The sample statistics are \(n=20\), \(\bar{y}=624.35\), \(s_y^2=133580.34\), giving an estimate of the population total of \[\begin{eqnarray*} \estm{Y} &=& \frac{N}{n}\sum_{k=1}^n y_k = N\bar{y}\\ &=& 200\times 624.35 = 124870 \end{eqnarray*}\] and a standard error of \[\begin{eqnarray*} \bfa{SE}{\estm{Y}} &=& \sqrt{\bfa{Var}{\estm{Y}}} = \sqrt{N^2\left(1-\frac{n}{N}\right)\frac{s_y^2}{n}}\\ &=& \sqrt{200^2\left(1-\frac{20}{200}\right)\frac{133580.34}{20}}\\ &=& \sqrt{240445612} = 15506 \end{eqnarray*}\] This gives a margin of error for 95% confidence of: \[\begin{eqnarray*} \bfa{MOE}{\estm{Y}} &=& Z\times\bfa{SE}{\estm{Y}}\\ &=& 1.96\times 15506 = 30392 \end{eqnarray*}\] and hence a 95% confidence interval of \[\begin{eqnarray*} \estm{Y} \pm \bfa{MOE}{\estm{Y}} &=& 124870 \pm 30392\\ &=& (94478, 155262)\\ &=& (94500, 155300) \end{eqnarray*}\] This confidence interval is rather wide because the population is very variable, and a sample size of 20 is too small to give a good estimate. (Note – The true total value is 115072.)
6.6 Quality of Estimates
The precision of an estimate can be characterised by the relative standard error (RSE). This is defined: \[\begin{equation} \bfa{RSE}{\estm{T}} = \frac{\bfa{SE}{\estm{T}}}{\bfa{E}{\estm{T}}} \end{equation}\] i.e. it measures how big the standard error is, compared to the estimate itself. The RSE is a particular case of a coefficient of variation (CV), which is the standard deviation of a quantity divided by its mean. Usually CV’s are only useful for quantities which are strictly positive.
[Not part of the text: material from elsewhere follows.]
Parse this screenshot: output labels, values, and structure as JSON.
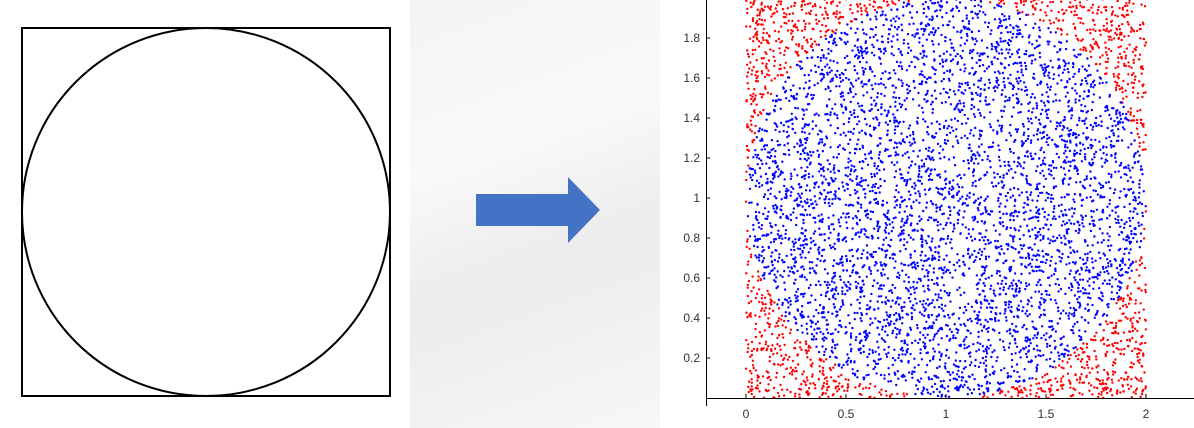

In general we don’t know the values of the standard error \(\bfa{SE}{\estm{T}}\) or of the mean of the estimator \(\bfa{E}{\estm{T}}\), but we can replace them as usual by estimates from our sample.
Example continued
The estimate of the population total is \(\estm{Y}=124870\), with a standard error of 15506. Thus the RSE is \[ \bfa{RSE}{\estm{Y}} = \frac{\bfa{SE}{\estm{Y}}}{\estm{Y}} = \frac{15506}{124870} = 0.12 = 12\% \] This RSE of 12% indicates a that the estimate is not of particularly high quality (we prefer RSEs close to 5% or 1% in general).
Let’s construct a confidence interval for the population mean weekly income using the SRS of size 20.
As before the sample statistics are \(n=20\), \(\bar{y}=624.35\), \(s_y^2=133580.34\), giving an estimate of the population mean of \[\begin{eqnarray*} \estm{\bar{Y}} &=& \frac{1}{n}\sum_{k=1}^n y_k = \bar{y}\\ &=& 624.35 \end{eqnarray*}\] and a standard error of \[\begin{eqnarray*} \bfa{SE}{\estm{\bar{Y}}} &=& \sqrt{\bfa{Var}{\estm{\bar{Y}}}} = \sqrt{\left(1-\frac{n}{N}\right)\frac{s_y^2}{n}}\\ &=& \sqrt{\left(1-\frac{20}{200}\right)\frac{133580.34}{20}}\\ &=& \sqrt{6011.1} = 77.5 \end{eqnarray*}\] This gives a margin of error for 95% confidence of: \[\begin{eqnarray*} \bfa{MOE}{\estm{\bar{Y}}} &=& Z\times\bfa{SE}{\estm{\bar{Y}}}\\ &=& 1.96\times 77.5 = 151.9 \end{eqnarray*}\] and hence a 95% confidence interval of \[\begin{eqnarray*} \estm{\bar{Y}} \pm \bfa{MOE}{\estm{\bar{Y}}} &=& 624.4 \pm 151.9\\ &=& (472.5, 776.3)\\ &=& (470,776) \end{eqnarray*}\] and an RSE of \[ \bfa{RSE}{\estm{\bar{Y}}} = \frac{\bfa{SE}{\estm{\bar{Y}}}}{\estm{\bar{Y}}} = \frac{77.5}{624.4} = 0.12 = 12\% \] It’s no coincidence that this is also 12%: a total and mean of the same variable will always have the same RSE.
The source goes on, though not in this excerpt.